The president of the Champagne growers union, Pascal Ferat, says he is concerned that many small-scale, family-owned producers could disappear in the next few years.
Ferat, who was re-elected president of the Syndicat Général des Vignerons de Champagne on 20 February, sees saving family-owned properties as a key goal of his new term in office.
High land prices combined with rules over succession have severely complicated the handing over of the family farm to the next generation, he told Decanter.com.
‘Succession has become that expensive that many people see selling as their only option.
‘This could become a real problem as 20% of the family farm owners are reaching retirement age in the next few years.’

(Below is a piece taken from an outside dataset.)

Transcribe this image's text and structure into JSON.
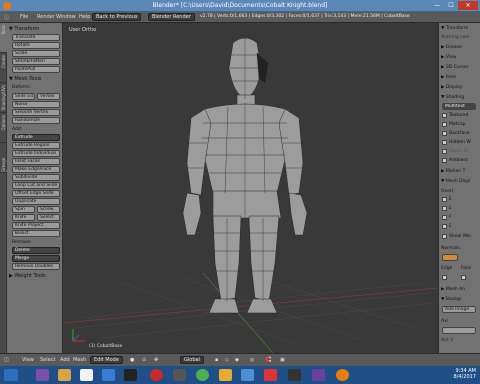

There are just under 15,000 grape growers in Champagne, of which half own less than two hectares. All these growers are small family farms. The larger Champagne houses have been looking to buy more land, but with prices at EUR1.5m per hectare on average, some argue it can take around 70 years to see a return on investment; a long time even for a large, successful Champagne house.
Ferat, who has said he will retire from office after his third term ends in 2016, is pushing for a collective Champenois solution to save the family farm, which he said would be in everybody’s interest.
‘The continued co-operation between the growers and the houses, the two families in Champagne, is primordial if we want to continue to succeed.’
In 2013, global Champagne sales fell by 2% to EUR4.3bn, and by 1.5% in volume terms.